Wednesday, 28 February 2018

Technology succeeds where a law failed.

Where laws failed, here comes technology with the potential to root out one of the most dehumanising jobs in Indian society.In Indian society, traditionally, it has been Valmiki Dalits who the caste system entrusted the task of manual scavenging. With modern sewage systems, the job of descending into the drains to unclog them also fell on the Valmikis.

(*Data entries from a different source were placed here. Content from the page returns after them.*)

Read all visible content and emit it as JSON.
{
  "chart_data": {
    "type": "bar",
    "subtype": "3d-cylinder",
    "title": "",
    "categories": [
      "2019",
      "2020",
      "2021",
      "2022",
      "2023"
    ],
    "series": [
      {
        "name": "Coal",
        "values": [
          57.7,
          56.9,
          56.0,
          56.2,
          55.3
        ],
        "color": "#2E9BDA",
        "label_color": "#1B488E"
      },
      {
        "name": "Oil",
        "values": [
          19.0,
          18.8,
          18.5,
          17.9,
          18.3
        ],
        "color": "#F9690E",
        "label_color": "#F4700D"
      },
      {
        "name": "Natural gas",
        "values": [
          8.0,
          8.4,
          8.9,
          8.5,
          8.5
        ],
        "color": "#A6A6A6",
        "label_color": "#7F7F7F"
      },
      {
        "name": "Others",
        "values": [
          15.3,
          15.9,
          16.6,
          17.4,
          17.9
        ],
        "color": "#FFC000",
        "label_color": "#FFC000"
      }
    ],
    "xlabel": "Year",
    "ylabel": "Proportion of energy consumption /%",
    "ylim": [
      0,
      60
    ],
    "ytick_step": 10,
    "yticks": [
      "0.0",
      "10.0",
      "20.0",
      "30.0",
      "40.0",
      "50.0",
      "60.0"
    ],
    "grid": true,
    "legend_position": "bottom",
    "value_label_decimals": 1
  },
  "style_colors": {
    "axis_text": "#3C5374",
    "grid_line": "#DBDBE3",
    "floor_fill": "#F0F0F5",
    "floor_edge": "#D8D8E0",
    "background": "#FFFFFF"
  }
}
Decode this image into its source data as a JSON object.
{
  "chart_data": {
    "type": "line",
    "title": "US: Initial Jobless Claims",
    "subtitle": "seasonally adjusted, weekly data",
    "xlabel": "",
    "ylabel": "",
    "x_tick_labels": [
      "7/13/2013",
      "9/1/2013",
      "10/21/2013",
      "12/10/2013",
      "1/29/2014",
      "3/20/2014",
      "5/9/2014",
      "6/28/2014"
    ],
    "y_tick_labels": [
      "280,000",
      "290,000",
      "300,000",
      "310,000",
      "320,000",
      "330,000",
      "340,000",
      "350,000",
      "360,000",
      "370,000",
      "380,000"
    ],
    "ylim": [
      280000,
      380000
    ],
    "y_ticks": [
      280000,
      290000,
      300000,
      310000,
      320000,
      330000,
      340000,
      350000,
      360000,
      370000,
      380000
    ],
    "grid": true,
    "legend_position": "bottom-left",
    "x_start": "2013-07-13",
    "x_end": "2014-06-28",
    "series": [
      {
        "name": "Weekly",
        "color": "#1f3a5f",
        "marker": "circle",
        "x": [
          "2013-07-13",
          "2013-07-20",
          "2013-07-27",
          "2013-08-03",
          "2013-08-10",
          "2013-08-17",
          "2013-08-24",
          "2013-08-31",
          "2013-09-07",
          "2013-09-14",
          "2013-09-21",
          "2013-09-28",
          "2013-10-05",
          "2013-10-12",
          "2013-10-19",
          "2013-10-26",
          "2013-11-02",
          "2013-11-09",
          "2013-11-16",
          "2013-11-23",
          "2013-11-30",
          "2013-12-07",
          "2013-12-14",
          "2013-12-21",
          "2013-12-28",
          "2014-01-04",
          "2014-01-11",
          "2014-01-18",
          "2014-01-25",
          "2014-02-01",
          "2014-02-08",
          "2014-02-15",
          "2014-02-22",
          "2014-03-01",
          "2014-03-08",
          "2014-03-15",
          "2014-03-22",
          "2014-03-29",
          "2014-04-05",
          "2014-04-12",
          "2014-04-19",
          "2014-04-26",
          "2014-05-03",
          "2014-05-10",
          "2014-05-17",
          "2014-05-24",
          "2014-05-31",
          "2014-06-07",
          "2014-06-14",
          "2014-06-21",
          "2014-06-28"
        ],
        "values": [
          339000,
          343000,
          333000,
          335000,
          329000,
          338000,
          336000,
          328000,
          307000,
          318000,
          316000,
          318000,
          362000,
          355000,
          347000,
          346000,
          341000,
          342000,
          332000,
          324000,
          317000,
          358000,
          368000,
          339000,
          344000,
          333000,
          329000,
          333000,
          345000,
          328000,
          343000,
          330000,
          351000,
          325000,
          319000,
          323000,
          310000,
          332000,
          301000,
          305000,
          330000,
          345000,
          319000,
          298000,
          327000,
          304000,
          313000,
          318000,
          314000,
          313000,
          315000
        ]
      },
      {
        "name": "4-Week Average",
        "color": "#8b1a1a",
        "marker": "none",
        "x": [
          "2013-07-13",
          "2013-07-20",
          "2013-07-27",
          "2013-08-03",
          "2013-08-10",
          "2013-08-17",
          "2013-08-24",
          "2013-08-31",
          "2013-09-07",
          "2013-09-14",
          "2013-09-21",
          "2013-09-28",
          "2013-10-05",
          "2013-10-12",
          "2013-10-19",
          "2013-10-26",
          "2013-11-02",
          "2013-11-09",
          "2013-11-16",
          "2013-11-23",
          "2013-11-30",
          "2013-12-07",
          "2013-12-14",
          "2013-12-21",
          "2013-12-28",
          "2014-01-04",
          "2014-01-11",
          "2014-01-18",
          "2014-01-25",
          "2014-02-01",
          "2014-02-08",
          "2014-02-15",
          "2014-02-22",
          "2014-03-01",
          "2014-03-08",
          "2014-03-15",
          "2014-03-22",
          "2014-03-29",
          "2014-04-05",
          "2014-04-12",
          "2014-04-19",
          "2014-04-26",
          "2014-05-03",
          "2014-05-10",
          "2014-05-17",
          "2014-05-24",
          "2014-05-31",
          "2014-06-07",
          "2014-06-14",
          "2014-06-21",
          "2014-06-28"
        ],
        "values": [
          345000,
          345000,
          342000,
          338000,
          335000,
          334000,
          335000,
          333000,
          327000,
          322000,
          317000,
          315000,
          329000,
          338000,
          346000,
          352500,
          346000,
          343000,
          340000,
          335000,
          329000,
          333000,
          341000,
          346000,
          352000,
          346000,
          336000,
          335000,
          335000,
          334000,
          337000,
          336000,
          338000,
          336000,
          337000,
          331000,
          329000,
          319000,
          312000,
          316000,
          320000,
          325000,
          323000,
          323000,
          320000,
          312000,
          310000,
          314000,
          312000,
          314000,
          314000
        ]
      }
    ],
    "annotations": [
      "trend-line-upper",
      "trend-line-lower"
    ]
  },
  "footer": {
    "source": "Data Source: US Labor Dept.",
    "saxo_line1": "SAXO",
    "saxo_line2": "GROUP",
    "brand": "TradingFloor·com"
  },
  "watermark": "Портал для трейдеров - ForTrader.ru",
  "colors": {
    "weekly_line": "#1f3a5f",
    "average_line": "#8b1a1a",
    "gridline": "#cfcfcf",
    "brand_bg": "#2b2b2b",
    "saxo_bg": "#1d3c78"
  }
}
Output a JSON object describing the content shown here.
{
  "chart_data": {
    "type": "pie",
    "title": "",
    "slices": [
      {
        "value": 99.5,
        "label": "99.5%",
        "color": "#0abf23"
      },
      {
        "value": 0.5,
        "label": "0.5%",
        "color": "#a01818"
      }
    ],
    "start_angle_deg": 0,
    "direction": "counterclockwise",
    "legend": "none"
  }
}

The Prohibition of Employment as Manual Scavengers and their Rehabilitation Act, 2013, banned all local authorities, agencies and individuals from hiring any “person for hazardous cleaning of a sewer or a septic tank” after one year of commencement of the Act.Yet the newspapers regularly tell us of those who descended into manholes, choked on poisonous gases, and failed to come out alive. Often, those who go in to rescue the trapped men also fail to come out alive. 

If anybody deserves to operate the Bandicoot wherever it is deployed it is those who entered sewer and septic tanks all these year. The 2013 Act also promises to rehabilitate them. Having failed in prohibition the least the government can do is to adopt technology and offer the newly created jobs to those who lose them because of Bandicoot. The young men who developed Bandicoot also deserve our unstinted praise. They reaffirm that AI and Robotics can be a force for good and there is scope for much innovation in many walks of human life. The Kerala government has done well to give these young men at Gen Robotics their first break.